6 June, 2020
 

Francis Bacon al Centre Pompidou di Parigi: libri e dipinti

L’ultima grande mostra francese dell’opera di questo artista si è tenuta nel 1996 al centro Pompidou. Più di venti anni dopo, Bacon: Books and Painting presenta dipinti risalenti al 1971, anno dell’evento retrospettivo nelle gallerie nazionali del grande palais, ai suoi lavori finali nel 1992. Didier Ottinger è il curatore di questa esplorazione innovativa dell’influenza della letteratura nella pittura di Francis Bacon.

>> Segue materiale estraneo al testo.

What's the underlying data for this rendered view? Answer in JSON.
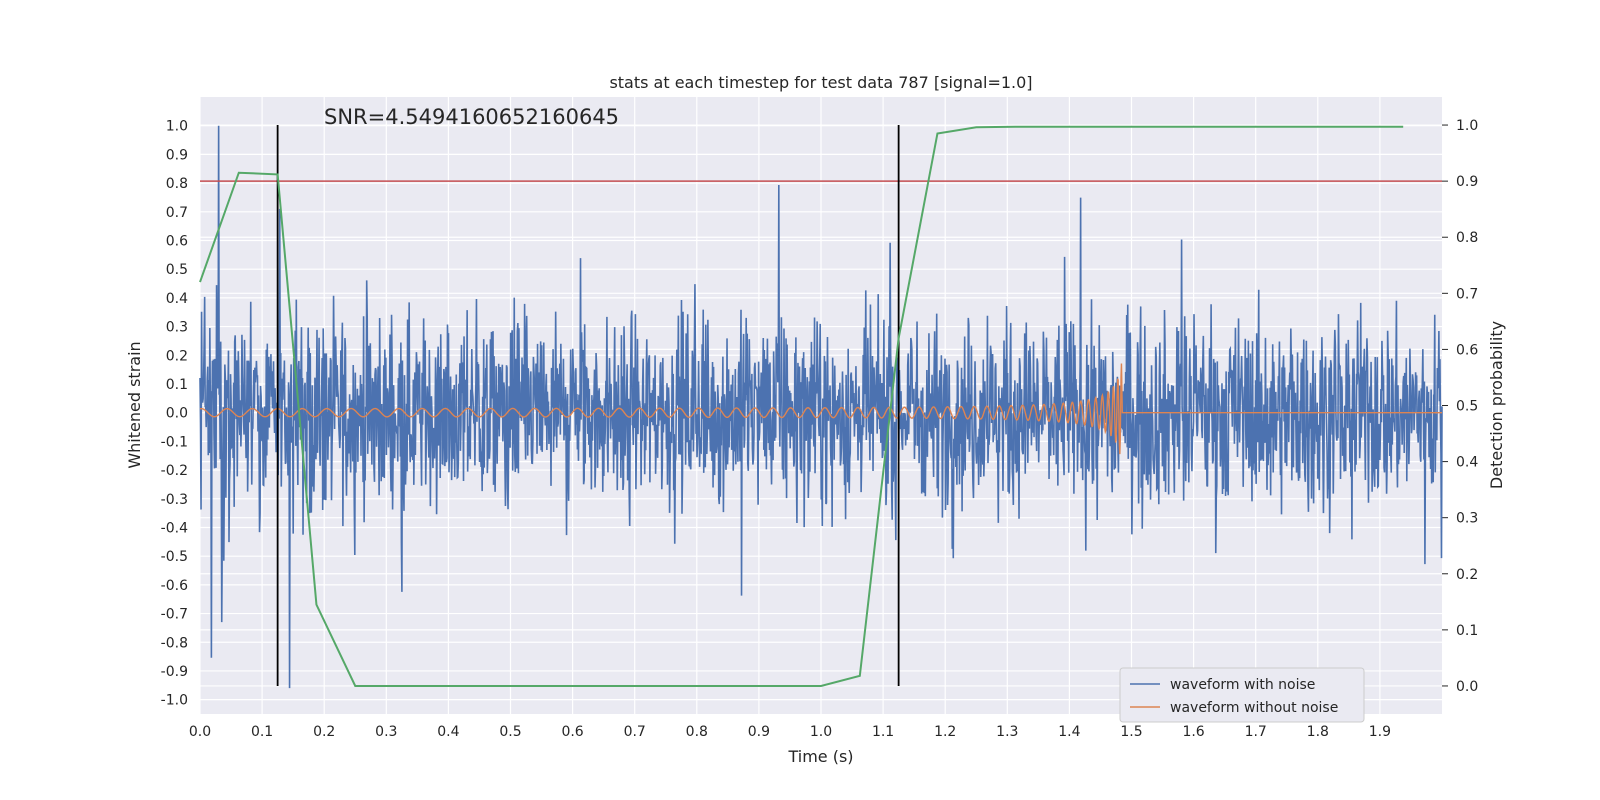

La mostra comprende sei sale lungo la galleria, ponendo la letteratura al centro della mostra. Queste sale riproducono letture di brani di testi tratti dalla biblioteca di Francis Bacon di Mathieu Amalric, Jean-Marc barr, Carlo Brandt, Valérie Dreville, hippolyte Girardot, Dominique Reymond e andré Wilms. Non solo questi autori hanno ispirato direttamente il lavoro e i motivi della pancetta, hanno anche condiviso un mondo poetico, formando una “famiglia spirituale” con cui l’artista si è identificato. Ogni scrittore esprimeva una forma di “ateologia”, una sfiducia di qualsiasi valore (bellezza astratta, teleologia o divinità storica, ecc.) che possa dettare la forma e il significato dei modi di pensare o di un’opera d’arte. Dalla lotta di Nietzsche contro i “backworlds” al “materialismo di base” di Bataille, alla frammentazione di eliot, alla tragedia di Eschilo, al “regressionismo” di Conrad e alle tane “sacre”, questi autori condividevano la stessa visione amorale e realista del mondo, un concetto di arte e le sue forme liberate dall’idealismo. L’inventario della biblioteca di Francis Bacon, realizzato dal Dipartimento di storia dell’arte e dell’architettura al Trinity College di Dublino, elenca più di mille opere. Pur negando qualsiasi esegesi “narrativa” nella sua opera Francis Bacon, tuttavia, ha ammesso che la letteratura rappresentava un potente stimolo per la sua immaginazione. Piuttosto che dare forma a una storia, poesia, romanzi e filosofia hanno ispirato un ‘”atmosfera generale”; “Immagini” che sono emerse come le Furie nei suoi dipinti. Bacon ha confidato a David Sylvester il suo interesse per le opere di Eliot o Eschilo, che sosteneva
“conoscere a memoria”, aggiungendo che ha letto sempre e solo testi che evocano “immagini immediate” per lui. Queste immagini dovevano di più al mondo poetico, alla filosofia esistenziale o alla forma di letteratura che aveva scelto, piuttosto che alle storie che raccontavano.

Three Studies for Figures sono alla base di una crocifissione, risalenti al 1944, testimoniano l’impatto della tragedia di Eschilo sul suo lavoro.

La mostra al centro Pompidou si concentra su opere prodotte da bacon negli ultimi due decenni della sua carriera. È composta da sessanta dipinti (di cui 12 trittici, oltre a una serie di ritratti e autoritratti) dalle principali collezioni private e pubbliche. Dal 1971 al 1992 (l’anno della morte dell’artista), il suo stile pittorico è stato caratterizzato dalla sua semplificazione e intensificazione. i suoi colori acquisirono nuova profondità, attinti da un unico registro cromatico di giallo, rosa e arancio saturo.

Il 1971 fu una svolta con la mostra al Grand Palais dove gli è valso il plauso internazionale, mentre la tragica morte del suo partner, pochi giorni prima dell’apertura della mostra, ha lasciato il posto a un periodo segnato dalla colpa e rappresentato da una proliferazione della forma simbolica e mitologica degli erinyes (Furie della mitologia greca) nel suo lavoro. I trittici “neri” dipinti in memoria del suo defunto amico (In memoria di George Dyer, 1971, trittico – agosto 1972 e trittico, maggio-giugno 1973), tutti presentati alla mostra, commemorano questa perdita.